I thought Bill O’Brien’s conservative nature played perfectly into this game. Yes, generally I hate it - but Deshaun Watson has been a turnover machine this year. The decision to kill clock at the end of the first half when the Texans knew they would get the ball first in the second half, in my opinion, was the right one for this particular game and in-game circumstance. The Texans I think could have run the ball even more than they did, but I know they also want to give Watson a chance to continue to find his rhythm this season. The gameplan helped Deshaun not get hit as much, and Deshaun helped Deshaun not get hit as much. The O-Line even played better and at times appeared to out-physical the Jaguars in the run game (which was a shock to me).

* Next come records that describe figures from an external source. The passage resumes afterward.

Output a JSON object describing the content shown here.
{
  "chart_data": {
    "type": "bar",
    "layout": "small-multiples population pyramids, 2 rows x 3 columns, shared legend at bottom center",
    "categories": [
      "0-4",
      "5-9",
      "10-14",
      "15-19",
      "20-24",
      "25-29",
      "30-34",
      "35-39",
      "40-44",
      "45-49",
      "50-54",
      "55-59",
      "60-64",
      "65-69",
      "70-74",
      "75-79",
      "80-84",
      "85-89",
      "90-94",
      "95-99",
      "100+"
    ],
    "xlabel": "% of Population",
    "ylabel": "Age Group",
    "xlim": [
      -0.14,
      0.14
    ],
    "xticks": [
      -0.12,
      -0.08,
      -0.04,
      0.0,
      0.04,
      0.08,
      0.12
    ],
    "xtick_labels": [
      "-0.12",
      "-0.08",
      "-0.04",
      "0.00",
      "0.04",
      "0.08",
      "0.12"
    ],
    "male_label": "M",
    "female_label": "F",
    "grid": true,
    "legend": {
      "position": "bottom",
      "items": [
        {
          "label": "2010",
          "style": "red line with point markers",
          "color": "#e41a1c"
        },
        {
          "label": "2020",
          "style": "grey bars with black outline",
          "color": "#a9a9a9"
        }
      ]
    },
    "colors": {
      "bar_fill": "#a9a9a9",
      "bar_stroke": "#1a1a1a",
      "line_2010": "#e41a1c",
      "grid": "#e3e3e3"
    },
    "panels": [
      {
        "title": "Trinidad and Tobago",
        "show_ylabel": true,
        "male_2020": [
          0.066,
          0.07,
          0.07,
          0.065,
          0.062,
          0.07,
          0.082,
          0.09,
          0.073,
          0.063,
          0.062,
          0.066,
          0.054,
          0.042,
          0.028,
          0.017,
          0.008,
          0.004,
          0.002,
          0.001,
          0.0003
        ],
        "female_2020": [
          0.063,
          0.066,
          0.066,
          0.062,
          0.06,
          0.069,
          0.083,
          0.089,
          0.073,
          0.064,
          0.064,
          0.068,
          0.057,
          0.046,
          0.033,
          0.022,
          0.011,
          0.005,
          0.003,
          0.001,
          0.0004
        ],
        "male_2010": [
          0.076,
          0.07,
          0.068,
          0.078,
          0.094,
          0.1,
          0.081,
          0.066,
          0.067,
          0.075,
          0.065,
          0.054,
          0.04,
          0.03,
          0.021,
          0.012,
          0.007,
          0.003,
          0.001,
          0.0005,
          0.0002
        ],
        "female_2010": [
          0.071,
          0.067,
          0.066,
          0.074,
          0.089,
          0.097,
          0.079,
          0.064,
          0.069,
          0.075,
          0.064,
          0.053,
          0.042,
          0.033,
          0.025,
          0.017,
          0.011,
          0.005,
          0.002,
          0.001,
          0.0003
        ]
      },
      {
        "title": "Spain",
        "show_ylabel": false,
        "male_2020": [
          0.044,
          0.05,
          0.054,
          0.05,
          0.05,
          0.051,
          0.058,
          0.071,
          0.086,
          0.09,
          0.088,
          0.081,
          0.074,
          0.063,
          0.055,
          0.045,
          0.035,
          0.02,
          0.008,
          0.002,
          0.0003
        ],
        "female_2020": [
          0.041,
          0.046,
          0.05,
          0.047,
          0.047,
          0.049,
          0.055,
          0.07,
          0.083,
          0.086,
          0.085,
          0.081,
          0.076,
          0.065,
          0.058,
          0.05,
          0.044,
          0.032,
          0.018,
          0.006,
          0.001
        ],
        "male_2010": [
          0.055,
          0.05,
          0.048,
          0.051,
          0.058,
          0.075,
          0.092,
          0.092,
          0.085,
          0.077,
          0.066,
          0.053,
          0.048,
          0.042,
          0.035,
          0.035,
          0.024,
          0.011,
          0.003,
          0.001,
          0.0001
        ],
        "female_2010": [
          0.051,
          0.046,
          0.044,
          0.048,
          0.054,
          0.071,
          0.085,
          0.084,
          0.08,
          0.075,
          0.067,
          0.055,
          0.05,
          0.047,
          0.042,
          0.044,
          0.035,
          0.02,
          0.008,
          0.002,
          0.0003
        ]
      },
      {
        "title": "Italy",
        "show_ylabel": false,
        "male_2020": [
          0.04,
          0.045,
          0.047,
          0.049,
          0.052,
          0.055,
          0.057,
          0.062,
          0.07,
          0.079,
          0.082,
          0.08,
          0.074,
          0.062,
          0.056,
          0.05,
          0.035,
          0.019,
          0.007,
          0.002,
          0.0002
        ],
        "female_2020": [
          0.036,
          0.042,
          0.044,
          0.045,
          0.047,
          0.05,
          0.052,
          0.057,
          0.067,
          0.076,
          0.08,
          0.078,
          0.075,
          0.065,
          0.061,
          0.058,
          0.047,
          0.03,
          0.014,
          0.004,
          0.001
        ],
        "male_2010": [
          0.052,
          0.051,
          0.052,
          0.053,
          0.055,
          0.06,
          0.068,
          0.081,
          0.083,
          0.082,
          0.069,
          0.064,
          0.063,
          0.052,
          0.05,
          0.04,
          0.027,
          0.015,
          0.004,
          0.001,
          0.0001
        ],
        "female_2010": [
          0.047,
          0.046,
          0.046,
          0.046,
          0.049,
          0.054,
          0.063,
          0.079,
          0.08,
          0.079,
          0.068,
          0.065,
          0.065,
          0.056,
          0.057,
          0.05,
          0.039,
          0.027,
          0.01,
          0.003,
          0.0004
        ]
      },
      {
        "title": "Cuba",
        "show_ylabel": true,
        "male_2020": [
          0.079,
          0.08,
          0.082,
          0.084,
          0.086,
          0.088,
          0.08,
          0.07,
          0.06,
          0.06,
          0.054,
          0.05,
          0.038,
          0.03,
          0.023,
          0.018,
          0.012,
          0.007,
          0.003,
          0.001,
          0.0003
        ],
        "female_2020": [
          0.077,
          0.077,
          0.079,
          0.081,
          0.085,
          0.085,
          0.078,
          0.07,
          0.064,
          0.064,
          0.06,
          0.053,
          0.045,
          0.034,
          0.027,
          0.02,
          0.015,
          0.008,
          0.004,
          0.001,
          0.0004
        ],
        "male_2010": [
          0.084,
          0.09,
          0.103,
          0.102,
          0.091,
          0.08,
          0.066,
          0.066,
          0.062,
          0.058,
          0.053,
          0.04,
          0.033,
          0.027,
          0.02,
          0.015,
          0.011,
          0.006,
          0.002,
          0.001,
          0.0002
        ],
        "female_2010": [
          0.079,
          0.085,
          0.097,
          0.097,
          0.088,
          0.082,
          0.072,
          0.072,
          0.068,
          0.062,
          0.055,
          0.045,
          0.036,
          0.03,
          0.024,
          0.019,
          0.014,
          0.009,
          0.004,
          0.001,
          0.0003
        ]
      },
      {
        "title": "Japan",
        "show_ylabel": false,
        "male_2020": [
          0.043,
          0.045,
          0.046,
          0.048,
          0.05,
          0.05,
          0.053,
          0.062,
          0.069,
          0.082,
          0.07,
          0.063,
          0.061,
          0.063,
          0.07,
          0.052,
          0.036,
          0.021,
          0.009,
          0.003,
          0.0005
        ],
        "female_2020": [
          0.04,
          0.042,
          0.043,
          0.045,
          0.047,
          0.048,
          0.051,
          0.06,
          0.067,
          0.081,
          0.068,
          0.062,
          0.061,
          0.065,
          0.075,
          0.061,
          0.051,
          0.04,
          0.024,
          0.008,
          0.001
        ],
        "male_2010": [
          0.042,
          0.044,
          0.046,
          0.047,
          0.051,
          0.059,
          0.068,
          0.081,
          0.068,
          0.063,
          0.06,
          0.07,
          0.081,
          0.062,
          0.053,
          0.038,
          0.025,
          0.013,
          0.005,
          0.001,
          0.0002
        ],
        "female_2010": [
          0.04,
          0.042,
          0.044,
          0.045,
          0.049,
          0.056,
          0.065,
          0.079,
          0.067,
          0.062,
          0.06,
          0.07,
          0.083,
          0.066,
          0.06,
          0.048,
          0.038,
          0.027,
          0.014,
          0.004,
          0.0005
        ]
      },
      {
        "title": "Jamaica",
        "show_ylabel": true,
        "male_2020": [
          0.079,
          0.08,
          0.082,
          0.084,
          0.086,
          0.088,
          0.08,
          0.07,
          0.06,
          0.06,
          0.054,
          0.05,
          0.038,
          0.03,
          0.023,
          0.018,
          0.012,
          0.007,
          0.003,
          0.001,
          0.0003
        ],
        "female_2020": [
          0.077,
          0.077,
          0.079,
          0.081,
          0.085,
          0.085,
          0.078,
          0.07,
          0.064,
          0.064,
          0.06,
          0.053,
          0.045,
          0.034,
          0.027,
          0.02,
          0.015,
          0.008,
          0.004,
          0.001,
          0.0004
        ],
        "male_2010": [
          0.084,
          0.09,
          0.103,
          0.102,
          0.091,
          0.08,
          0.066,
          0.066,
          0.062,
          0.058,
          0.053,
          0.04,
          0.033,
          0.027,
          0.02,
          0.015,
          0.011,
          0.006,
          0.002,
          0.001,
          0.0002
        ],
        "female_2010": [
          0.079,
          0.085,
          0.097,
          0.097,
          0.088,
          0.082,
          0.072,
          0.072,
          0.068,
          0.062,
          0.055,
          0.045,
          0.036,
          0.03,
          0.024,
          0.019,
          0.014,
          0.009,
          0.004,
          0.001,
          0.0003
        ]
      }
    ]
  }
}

So yes - the Texans won and I don’t think this win deserves a million caveats from all of us who just write and bitch and whine and complain about them all the time ((like, ALL the time, and yes I realize I am as guilty as (almost) anyone)). Winning on the road against a tough defense is a tall order, especially when they’re as desperate as the Jaguars were for a win. So a 20-7 road win, over the heavy division favorites, that actually never felt close? I’m good with it.